Fermentation enthusiasts tend to talk a lot about the nutritional benefits of fermented foods. After all, in addition to the nutrients of the original ingredients, there are all those beneficial microbes and the products of their metabolic processes. Essentially, fermentation microbes enhance nutrition because they increase the bioavailability of nutrients present in grains, seeds, and legumes.
Bioavailability is a measure of how easily your body can absorb a particular nutrient, such as iron, or vitamin C. If a nutrient has a high bioavailability, it means you’ll be able to absorb more of that nutrient when you eat the food containing it, while low bioavailability means your body will struggle to extract that nutrient from your food. For example, you may have heard that if you’re trying to increase your blood iron levels, you should avoid consuming dairy with your iron-rich steak and spinach. This is because calcium tends to bond with iron in foods to create new molecules that your body can’t readily absorb; thus, calcium decreases the bioavailability of the iron.
Grains, seeds, and legumes are packed with micronutrients — including essential amino acids — and minerals, but like many other plant-based foods, most of that nutrition is locked up tightly in the cellulose structures of plants, which our bodies break down inefficiently, if at all. In addition to structural barriers, plant-based foods tend to be fairly high in phytic acid, which is prone to bonding with metals — such as iron, zinc, and calcium, as well as amino acids — rendering these essential minerals already lacking in our diets, even more inaccessible. With an advantage over humans, ruminants and other multi-stomached animals often have phytase enzymes in their digestive tracts, which allow them to break down plant structures, helping to extract the nutrients inside more easily.

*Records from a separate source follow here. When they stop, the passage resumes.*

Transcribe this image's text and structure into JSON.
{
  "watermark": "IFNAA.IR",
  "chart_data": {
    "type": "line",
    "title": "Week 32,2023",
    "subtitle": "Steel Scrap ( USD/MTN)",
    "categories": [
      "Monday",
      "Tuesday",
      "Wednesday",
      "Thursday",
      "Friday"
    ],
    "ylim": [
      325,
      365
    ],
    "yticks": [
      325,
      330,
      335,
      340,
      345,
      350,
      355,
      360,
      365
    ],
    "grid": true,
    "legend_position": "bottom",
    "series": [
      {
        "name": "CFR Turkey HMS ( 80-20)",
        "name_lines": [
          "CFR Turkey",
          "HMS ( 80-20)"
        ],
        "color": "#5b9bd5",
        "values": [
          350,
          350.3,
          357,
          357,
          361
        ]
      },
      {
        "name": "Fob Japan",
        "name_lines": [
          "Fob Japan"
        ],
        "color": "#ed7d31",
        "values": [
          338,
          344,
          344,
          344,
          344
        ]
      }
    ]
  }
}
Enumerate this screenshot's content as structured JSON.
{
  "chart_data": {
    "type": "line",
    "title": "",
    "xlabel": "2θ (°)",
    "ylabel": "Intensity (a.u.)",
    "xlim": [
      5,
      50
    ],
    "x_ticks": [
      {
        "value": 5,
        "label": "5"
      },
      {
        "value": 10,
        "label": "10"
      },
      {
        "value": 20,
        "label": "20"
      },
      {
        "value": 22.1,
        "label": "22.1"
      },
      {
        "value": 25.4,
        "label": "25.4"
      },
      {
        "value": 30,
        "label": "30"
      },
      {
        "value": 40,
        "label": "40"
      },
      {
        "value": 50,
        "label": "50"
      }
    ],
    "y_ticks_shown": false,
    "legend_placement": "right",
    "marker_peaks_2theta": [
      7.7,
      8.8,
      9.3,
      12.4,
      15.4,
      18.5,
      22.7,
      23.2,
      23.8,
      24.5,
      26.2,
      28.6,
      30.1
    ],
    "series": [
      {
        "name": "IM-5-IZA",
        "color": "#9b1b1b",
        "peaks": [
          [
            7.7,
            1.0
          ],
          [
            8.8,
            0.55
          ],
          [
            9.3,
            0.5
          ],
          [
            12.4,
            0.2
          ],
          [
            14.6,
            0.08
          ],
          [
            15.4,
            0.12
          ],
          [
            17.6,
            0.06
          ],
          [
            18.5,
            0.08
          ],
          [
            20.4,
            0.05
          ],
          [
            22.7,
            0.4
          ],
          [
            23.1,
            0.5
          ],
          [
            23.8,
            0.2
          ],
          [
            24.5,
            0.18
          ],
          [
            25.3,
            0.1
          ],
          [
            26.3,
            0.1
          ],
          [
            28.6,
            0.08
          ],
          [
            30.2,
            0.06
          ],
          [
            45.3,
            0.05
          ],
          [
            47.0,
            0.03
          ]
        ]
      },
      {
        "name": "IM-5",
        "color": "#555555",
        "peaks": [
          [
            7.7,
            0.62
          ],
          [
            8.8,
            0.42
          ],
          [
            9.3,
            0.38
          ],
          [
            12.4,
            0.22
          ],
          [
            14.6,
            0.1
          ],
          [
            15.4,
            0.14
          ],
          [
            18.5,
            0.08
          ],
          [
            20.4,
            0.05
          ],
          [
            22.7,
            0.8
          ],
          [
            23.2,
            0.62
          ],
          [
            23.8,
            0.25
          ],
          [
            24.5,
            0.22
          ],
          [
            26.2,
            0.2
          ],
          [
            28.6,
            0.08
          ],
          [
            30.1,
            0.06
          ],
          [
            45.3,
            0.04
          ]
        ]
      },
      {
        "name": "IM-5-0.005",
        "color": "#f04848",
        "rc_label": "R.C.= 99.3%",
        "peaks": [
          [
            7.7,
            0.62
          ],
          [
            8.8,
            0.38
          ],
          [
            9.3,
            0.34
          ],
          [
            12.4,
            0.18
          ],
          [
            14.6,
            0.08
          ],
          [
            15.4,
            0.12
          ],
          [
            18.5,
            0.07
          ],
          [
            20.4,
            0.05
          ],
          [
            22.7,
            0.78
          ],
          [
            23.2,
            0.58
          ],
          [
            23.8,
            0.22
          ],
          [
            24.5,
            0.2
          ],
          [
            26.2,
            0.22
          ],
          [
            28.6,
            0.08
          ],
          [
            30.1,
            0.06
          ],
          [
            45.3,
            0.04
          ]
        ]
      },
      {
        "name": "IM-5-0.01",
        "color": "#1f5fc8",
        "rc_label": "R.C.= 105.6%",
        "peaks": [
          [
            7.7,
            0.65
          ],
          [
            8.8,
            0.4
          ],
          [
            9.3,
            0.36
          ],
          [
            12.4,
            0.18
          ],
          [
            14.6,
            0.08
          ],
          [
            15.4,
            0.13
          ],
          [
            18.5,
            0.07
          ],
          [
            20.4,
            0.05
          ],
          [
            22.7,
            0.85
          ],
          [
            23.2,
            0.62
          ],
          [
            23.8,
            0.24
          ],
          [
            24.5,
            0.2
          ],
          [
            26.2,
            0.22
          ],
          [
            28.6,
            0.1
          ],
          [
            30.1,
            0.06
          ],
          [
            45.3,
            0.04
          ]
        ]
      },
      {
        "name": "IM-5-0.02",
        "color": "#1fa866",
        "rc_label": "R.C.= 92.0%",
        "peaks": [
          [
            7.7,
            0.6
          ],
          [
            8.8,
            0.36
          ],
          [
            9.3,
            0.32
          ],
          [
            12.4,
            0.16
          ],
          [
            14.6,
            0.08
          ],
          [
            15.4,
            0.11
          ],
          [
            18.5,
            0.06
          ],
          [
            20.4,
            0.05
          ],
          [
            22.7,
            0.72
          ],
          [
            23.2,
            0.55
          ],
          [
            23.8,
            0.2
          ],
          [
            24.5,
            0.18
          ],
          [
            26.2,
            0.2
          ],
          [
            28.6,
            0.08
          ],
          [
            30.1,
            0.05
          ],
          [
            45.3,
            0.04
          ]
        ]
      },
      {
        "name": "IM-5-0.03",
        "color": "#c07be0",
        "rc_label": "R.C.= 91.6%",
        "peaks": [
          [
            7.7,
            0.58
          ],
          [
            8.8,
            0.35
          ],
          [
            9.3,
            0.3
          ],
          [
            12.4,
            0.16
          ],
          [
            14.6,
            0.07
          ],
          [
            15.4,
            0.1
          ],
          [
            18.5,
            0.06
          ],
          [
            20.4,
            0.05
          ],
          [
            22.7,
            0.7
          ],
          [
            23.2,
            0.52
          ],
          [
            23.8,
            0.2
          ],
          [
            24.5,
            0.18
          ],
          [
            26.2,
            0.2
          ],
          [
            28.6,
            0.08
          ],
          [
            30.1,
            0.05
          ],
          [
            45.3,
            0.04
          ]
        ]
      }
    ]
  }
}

But for humans, fermentation helps increase the bioavailability of nutrients in plant-based foods, in part, because the microbes break down the cellulose fibers of plants by consuming the glucose and other simple sugars that comprise them. Fermentation also tends to lower the pH of plant-based foods, making them more acidic over time, which allows the phytic acid to chemically release the iron, zinc, calcium, and amino acids that tend to bond with it. With cellulose fibers structurally broken down and phytic acid unbound from these nutrients, our intestines can absorb the healthy compounds from plant-based foods at much higher rates than they would if we were to eat unfermented versions of the same foods.
Adobe Stock/Rudolf Hein
Cultures around the world, many of which rely on plant-based diets, have taken advantage of the doubled benefits of fermented grains, seeds, and legumes, from dosa made with fermented rice and lentil batter; to tofu, miso, and soy sauce made with fermented soybeans; to injera made with fermented teff grains; and many other regional ferments. The fermentation process extends the shelf life of softer grains and beans, and increases the bioavailability of crucial nutrients across the board, to support better health even when food options are limited.